Gonzaga Law School Jumps 17 spots to No. 99 in new U.S. News Rankings
Gonzaga University’s School of Law jumped 17 spots in the new U.S. News & World Report rankings for 2024, landing in a tie at No. 99 out of 196 ranked law schools in the country.
According to records kept by the GU law school, this is the first time the school has landed inside the top 100 programs in the rankings — GU was ranked No. 100 for the 2010-11 school year — and the impressive showing might come as a surprise given GU’s decision earlier this year to forgo providing data to U.S. News & World Report due to what Dean Jacob Rooksby outlined in a statement at the time as longstanding flaws in the rankings’ methodology.
U.S. News subsequently implemented a new methodology that put greater emphasis on bar passage and employment rates and less emphasis on peer assessment and median GPA and LSAT scores. U.S. News used data that all schools must provide to the American Bar Association, and Gonzaga’s new ranking illustrates how successful the school has been in preparing students for pursuing a more just world after graduation.
“That said, no ranking system could ever capture the full range of what we do, or how a Gonzaga law degree influences a student's career. I am thankful for the hard work of our faculty, staff, and most of all, our students and graduates. This spot within the Top 100 of all law schools nationally — which is a first for us — Is a testament to their dedication and effort."
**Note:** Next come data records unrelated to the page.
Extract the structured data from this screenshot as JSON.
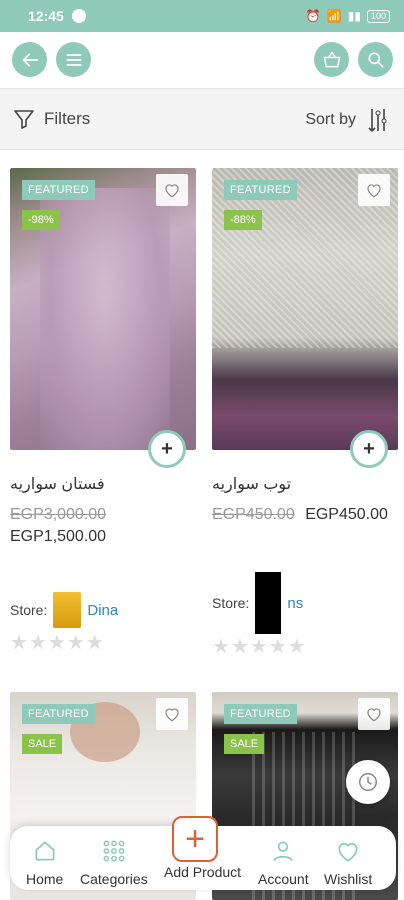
{
  "status": {
    "time": "12:45",
    "battery": "100"
  },
  "toolbar": {
    "filters_label": "Filters",
    "sort_label": "Sort by"
  },
  "products": [
    {
      "featured": "FEATURED",
      "discount": "-98%",
      "name": "فستان سواريه",
      "old_price": "EGP3,000.00",
      "price": "EGP1,500.00",
      "store_label": "Store:",
      "store_name": "Dina"
    },
    {
      "featured": "FEATURED",
      "discount": "-88%",
      "name": "توب سواريه",
      "old_price": "EGP450.00",
      "price": "EGP450.00",
      "store_label": "Store:",
      "store_name": "ns"
    },
    {
      "featured": "FEATURED",
      "badge": "SALE"
    },
    {
      "featured": "FEATURED",
      "badge": "SALE"
    }
  ],
  "nav": {
    "home": "Home",
    "categories": "Categories",
    "add_product": "Add Product",
    "account": "Account",
    "wishlist": "Wishlist"
  },
  "colors": {
    "accent": "#8fc9b9",
    "sale": "#8bc34a",
    "add": "#e06030",
    "link": "#2f86c8"
  }
}
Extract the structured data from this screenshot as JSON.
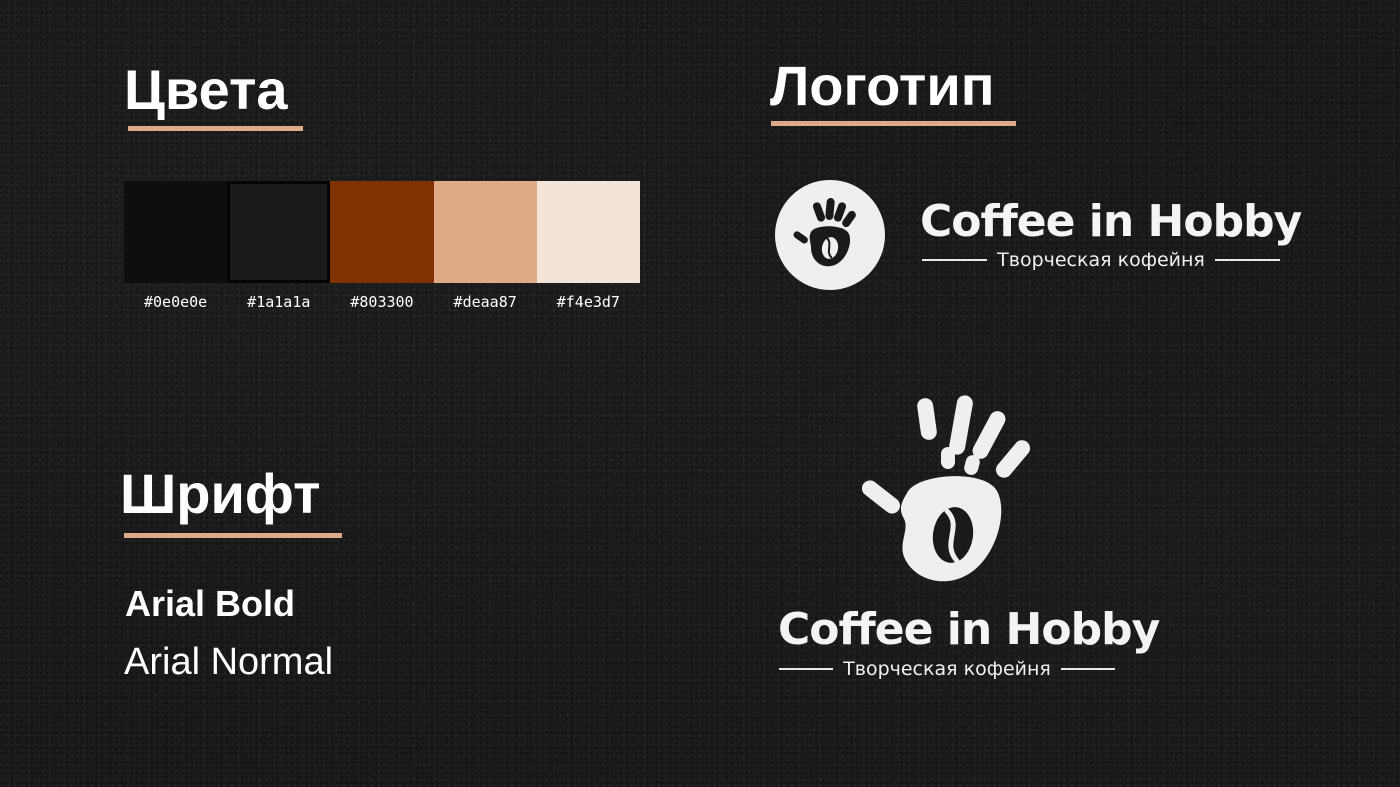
{
  "sections": {
    "colors_title": "Цвета",
    "logo_title": "Логотип",
    "font_title": "Шрифт"
  },
  "palette": [
    {
      "hex": "#0e0e0e",
      "label": "#0e0e0e"
    },
    {
      "hex": "#1a1a1a",
      "label": "#1a1a1a"
    },
    {
      "hex": "#803300",
      "label": "#803300"
    },
    {
      "hex": "#deaa87",
      "label": "#deaa87"
    },
    {
      "hex": "#f4e3d7",
      "label": "#f4e3d7"
    }
  ],
  "fonts": {
    "bold_sample": "Arial Bold",
    "normal_sample": "Arial Normal"
  },
  "logo": {
    "brand_name": "Coffee in Hobby",
    "tagline": "Творческая кофейня",
    "icon": "handprint-coffee-bean-icon"
  },
  "colors": {
    "background": "#1a1a1a",
    "accent": "#deaa87",
    "text": "#ffffff",
    "logo_fill": "#efefef"
  }
}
Rooksby notes that the new ranking also marks the successful fulfillment of a goal the law faculty created in 2019 to push the school into the U.S. News top 100 by 2023. In fact, in the school’s 2020 self-assessment, it was written that the school “will not make changes solely for achieving this goal,” and instead would “target metrics that are otherwise consistent with the Law School’s mission and values,” including a focus on students passing the bar and gaining full-time employment after graduation.
Clearly, that focus has earned positive results.
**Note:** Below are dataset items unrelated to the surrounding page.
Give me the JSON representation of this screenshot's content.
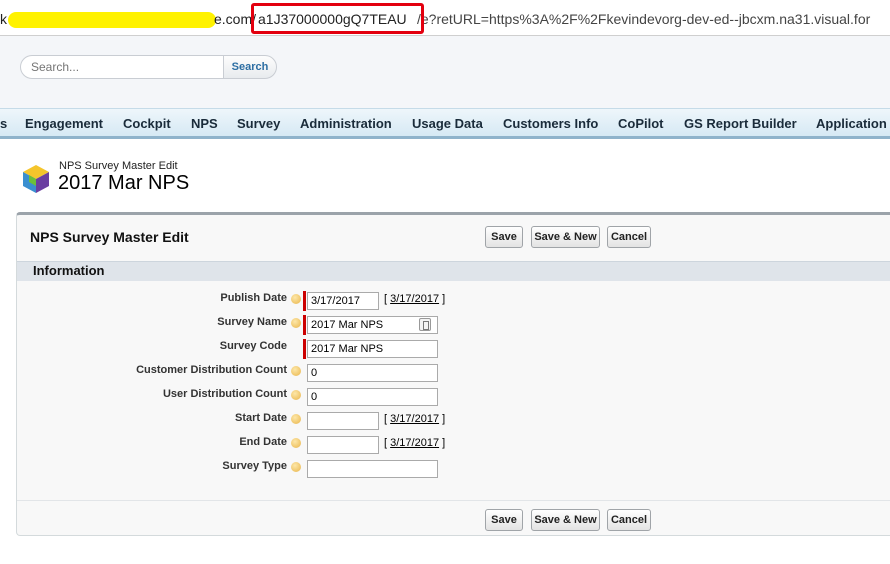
{
  "browser": {
    "url_prefix": "k",
    "url_domain": "e.com/",
    "url_record_id": "a1J37000000gQ7TEAU",
    "url_rest": "/e?retURL=https%3A%2F%2Fkevindevorg-dev-ed--jbcxm.na31.visual.for"
  },
  "search": {
    "placeholder": "Search...",
    "button_label": "Search"
  },
  "tabs": [
    {
      "label": "s"
    },
    {
      "label": "Engagement"
    },
    {
      "label": "Cockpit"
    },
    {
      "label": "NPS"
    },
    {
      "label": "Survey"
    },
    {
      "label": "Administration"
    },
    {
      "label": "Usage Data"
    },
    {
      "label": "Customers Info"
    },
    {
      "label": "CoPilot"
    },
    {
      "label": "GS Report Builder"
    },
    {
      "label": "Application"
    }
  ],
  "page_header": {
    "subtitle": "NPS Survey Master Edit",
    "title": "2017 Mar NPS",
    "icon": "cube-icon"
  },
  "panel": {
    "title": "NPS Survey Master Edit",
    "buttons": {
      "save": "Save",
      "save_new": "Save & New",
      "cancel": "Cancel"
    },
    "section_title": "Information"
  },
  "fields": [
    {
      "label": "Publish Date",
      "value": "3/17/2017",
      "required": true,
      "date_link": "3/17/2017"
    },
    {
      "label": "Survey Name",
      "value": "2017 Mar NPS",
      "required": true
    },
    {
      "label": "Survey Code",
      "value": "2017 Mar NPS",
      "required": true
    },
    {
      "label": "Customer Distribution Count",
      "value": "0"
    },
    {
      "label": "User Distribution Count",
      "value": "0"
    },
    {
      "label": "Start Date",
      "value": "",
      "date_link": "3/17/2017"
    },
    {
      "label": "End Date",
      "value": "",
      "date_link": "3/17/2017"
    },
    {
      "label": "Survey Type",
      "value": ""
    }
  ],
  "colors": {
    "required_bar": "#cc0000",
    "url_highlight": "#e3000f",
    "redaction": "#fff200"
  }
}
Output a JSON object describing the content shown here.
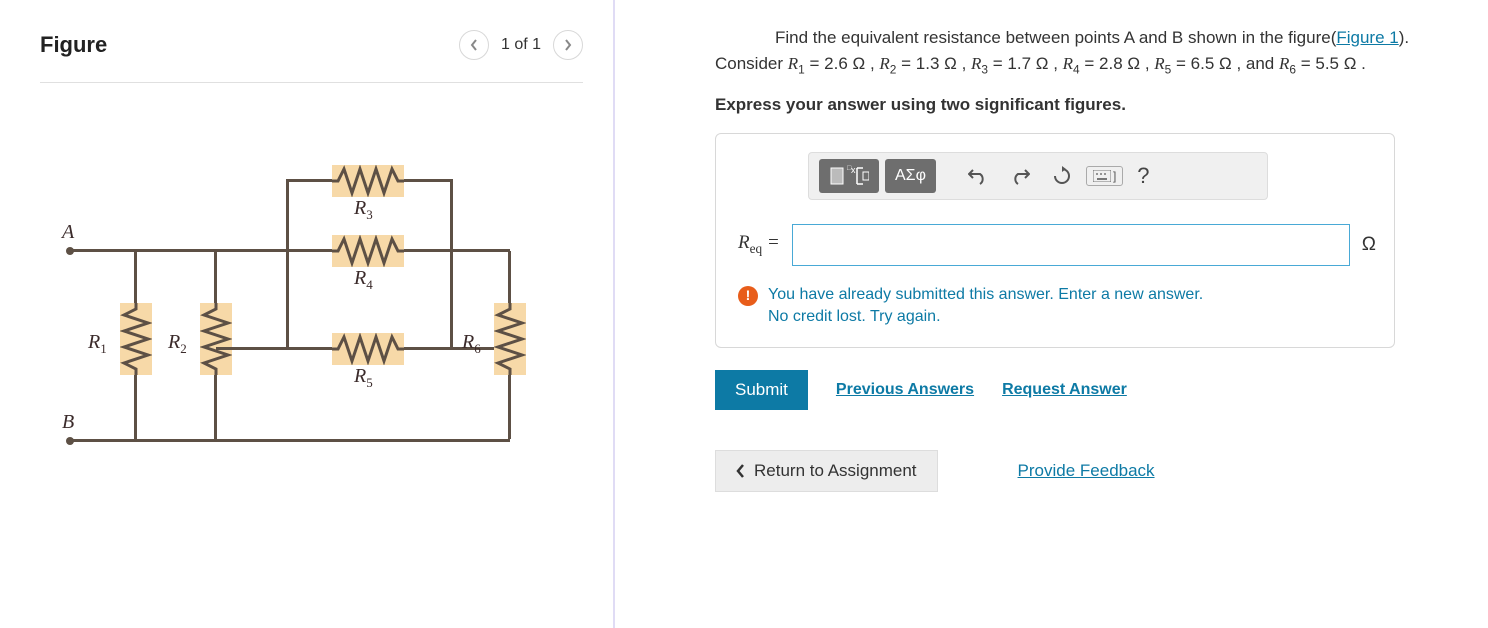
{
  "figure": {
    "title": "Figure",
    "counter": "1 of 1",
    "labels": {
      "A": "A",
      "B": "B",
      "R1": "R",
      "R1s": "1",
      "R2": "R",
      "R2s": "2",
      "R3": "R",
      "R3s": "3",
      "R4": "R",
      "R4s": "4",
      "R5": "R",
      "R5s": "5",
      "R6": "R",
      "R6s": "6"
    }
  },
  "problem": {
    "lead": "Find the equivalent resistance between points A and B shown in the figure(",
    "figlink": "Figure 1",
    "after_link": "). Consider ",
    "R1": "R",
    "R1s": "1",
    "R1v": " = 2.6 Ω , ",
    "R2": "R",
    "R2s": "2",
    "R2v": " = 1.3 Ω , ",
    "R3": "R",
    "R3s": "3",
    "R3v": " = 1.7 Ω , ",
    "R4": "R",
    "R4s": "4",
    "R4v": " = 2.8 Ω , ",
    "R5": "R",
    "R5s": "5",
    "R5v": " = 6.5 Ω , and ",
    "R6": "R",
    "R6s": "6",
    "R6v": " = 5.5 Ω .",
    "instruction": "Express your answer using two significant figures."
  },
  "toolbar": {
    "greek": "ΑΣφ",
    "help": "?"
  },
  "answer": {
    "lhs": "R",
    "lhs_sub": "eq",
    "eq": " = ",
    "unit": "Ω",
    "value": ""
  },
  "feedback": {
    "line1": "You have already submitted this answer. Enter a new answer.",
    "line2": "No credit lost. Try again."
  },
  "actions": {
    "submit": "Submit",
    "prev": "Previous Answers",
    "request": "Request Answer"
  },
  "bottom": {
    "return": "Return to Assignment",
    "provide": "Provide Feedback"
  }
}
Rooksby notes that, even as the new ranking is worth celebrating, the U.S. News methodology still has issues, excluding considerations that are important to GU, such as educating the whole person, serving students and community, producing impactful scholarship and increasing student and faculty diversity. He plans to continue talking with U.S. News officials, University leadership and colleagues at other law schools regarding the ranking system and Gonzaga’s participation going forward.
“We will never be a school that worships the rankings,” Rooksby says. “But we cannot ignore that we exist in a competitive marketplace where rankings inform prospective student and faculty behavior.
“We should take pride in our collective efforts that have led to this point. We did the right things for the right reasons, and this year, the rankings reflect our dedication.”